In the Garden: Unusual tree varieties for fall planting
We aren't planting much in the garden these days, but this is the time of year to plant trees. Charlie Nardozzi has some unusual varieties you might not realize can grow in this area.
Sharon Meyer: Charlie, there are some cool looking trees in here and I'm hoping you are going to tell me what they are.
Charlie Nardozzi: Yes, I will. Because fall is for tree planting and we are up at the UVM Arboretum right on the campus here in Burlington and it's a great place to come to find out all kinds of different trees. There are some beautiful things here and a lot of unusal ones.
Sharon Meyer: They are unusual and I'm sort of surprised that some of them are growing here.
Charlie Nardozzi: Yes, well they all are obviously hardy here, especially the one that we have right behind us -- that's the dawn redwood.
Sharon Meyer: That is cool.
Charlie Nardozzi: It looks kind of like a redwood because it's kind of in that family.
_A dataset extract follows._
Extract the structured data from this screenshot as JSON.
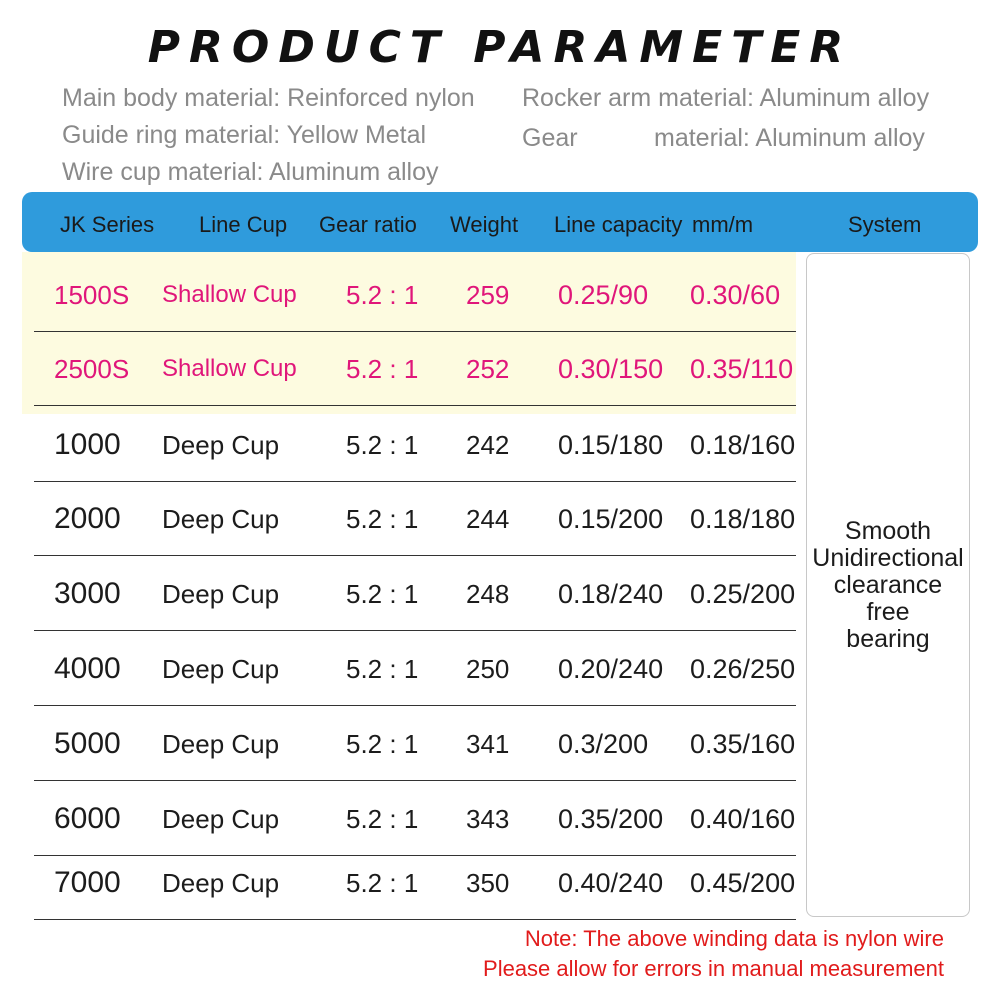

It was lost to mankind until the 1920s when they rediscovered it in China. And now you can buy it and grow it as a regular tree. It can grow up to 70-feet tall, but this one is only going to get maybe 30 or 40-feet tall and it's different from a regular redwood in that it drops all of its leaves in the fall.
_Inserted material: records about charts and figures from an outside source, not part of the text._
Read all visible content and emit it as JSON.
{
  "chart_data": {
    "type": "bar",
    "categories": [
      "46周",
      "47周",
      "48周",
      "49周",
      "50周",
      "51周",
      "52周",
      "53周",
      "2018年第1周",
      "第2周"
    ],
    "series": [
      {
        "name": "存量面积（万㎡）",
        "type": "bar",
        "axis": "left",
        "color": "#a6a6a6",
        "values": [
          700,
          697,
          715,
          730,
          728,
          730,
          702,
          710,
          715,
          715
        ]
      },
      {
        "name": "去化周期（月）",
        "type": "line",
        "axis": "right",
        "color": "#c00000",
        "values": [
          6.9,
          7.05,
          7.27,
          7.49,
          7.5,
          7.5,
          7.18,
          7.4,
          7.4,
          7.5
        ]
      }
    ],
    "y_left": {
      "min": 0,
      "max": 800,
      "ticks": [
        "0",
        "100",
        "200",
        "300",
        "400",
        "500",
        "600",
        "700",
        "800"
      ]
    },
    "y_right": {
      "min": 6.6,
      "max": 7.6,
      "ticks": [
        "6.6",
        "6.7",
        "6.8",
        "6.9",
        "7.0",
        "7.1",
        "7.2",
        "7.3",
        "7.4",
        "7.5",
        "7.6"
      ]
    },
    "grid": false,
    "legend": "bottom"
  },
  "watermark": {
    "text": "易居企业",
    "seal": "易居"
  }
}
But it has a beautiful bark, it grows well, it loves moisture and a full sun location -- a very fast growing tree -- so a nice one to plant if you have a zone 5 location.
And the same with the one behind us. This is the paper bark maple, a beautiful zone 5 tree. It gets about 25-feet tall, but the calling card of course is that beautiful cinnamon colored bark that's just peeling, you can almost imagine snow all around it and how it would really stand out in the winter time.
Now if you want fruit -- and I love fruit -- there's the American persimmon. So you probably know of the regular persimmon, the Asian one. Well, this is an American one. It's hardy to zone 4. It produces those little fruits that turn orange -- they are just starting to turn now.
Sharon Meyer: And those are edible?
Charlie Nardozzi: Well, you don't want to eat them yet because they are very astringent, but when they get really soft and really ripe, then they taste delicious. This is a 30 to 40-foot tall tree. It looks like an avocado almost. It's really kind of a unique tree in the landscape and they are really tough.
And then there is one last shrub I want to throw in -- it's called a ghost bramble. It's a bramble from Tibet, like a blackberry and it has white stems on it so it's really cool when it drops all of it's leaves. It's got these ghostly white stems hanging out in the landscape.
Sharon Meyer: Oh, that's cool
Charlie Nardozzi: So, if you are looking for some ideas, come up to the UVM Arboretum right on the UVM campus.